When I started writing songs, they were mostly about my mom leaving and my dad drinking. There were a lot of poorly sung ballads about not feeling like I was enough for even my parents and hoping a girl would come along and save me.

I smile in the dark at the thought of how far things have come since those days. The only thing I ever want from out of all this is to change someone’s life with my words and with my music. I want to sing the words that I wish I could have better articulated when I was younger. If I can just have one person feel like I’m speaking directly to them when they’re hurting, then that’s more than enough for me.

All these people—the ones who want me to succeed and the ones who don’t— the camera flashes, and the magazine articles… it’ll all be worth it.

I look around Iconic, feeling invisible in the darkened venue. No one’s here. My security is outside the door, despite it being after their quitting time—they never let me go far without them anymore. But still, I’m alone in one of my favorite places and it feels so refreshing.

I leave the lights off, not wanting to draw attention with the building being lit up in the middle of the night and make my way to the black and silver bar top, crimson-red walls surround me, and I feel safe. There aren’t many places I truly feel safe.

Pouring a quick shot of rum and splashing just a hint of Coke into the rocks glass, I sit on one of the barstools and look to where the crowd would be if it was a Friday or Saturday night. Memories flood my mind, and I remember the night my band was first recognized.

Dad had just been arrested for the eleventh time in two years. He had been thrown in Cook County jail so many times, I had to keep tallies on my wall to remember—not that it mattered, really.

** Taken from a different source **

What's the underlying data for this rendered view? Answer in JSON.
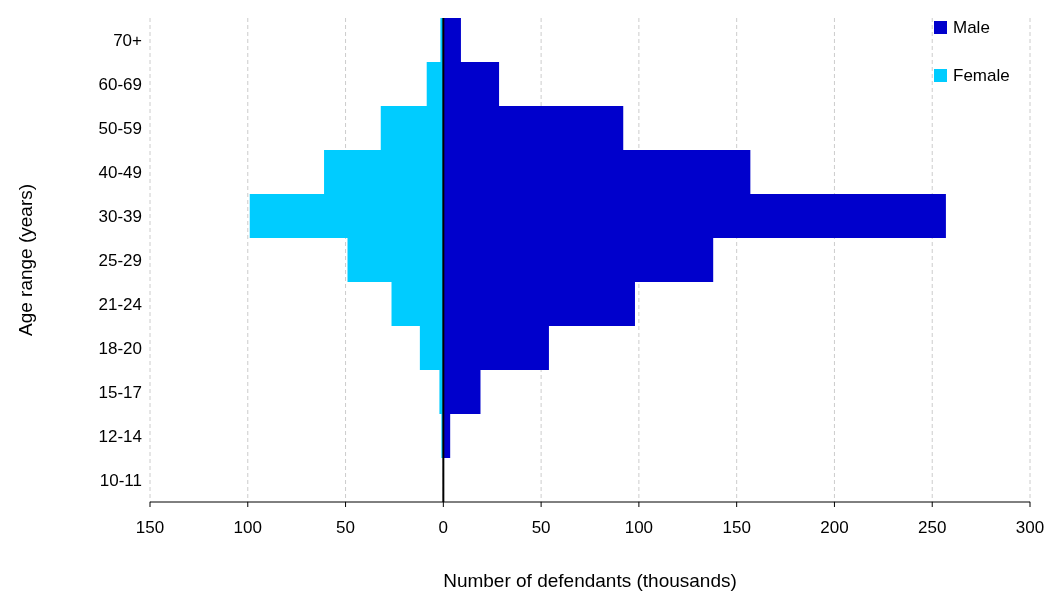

I thought if he ever decided to clean up, it would be a good reminder of why he wouldn’t want to go backward. I doubted that day would ever come, and I was right because it still hasn’t.

My band, the only people I trust aside from Grandma Frankie and Kennedy, were all on edge that night. We knew big names were in the crowd and getting noticed was the only thing on our minds. It was the only time I was actually nervous on stage.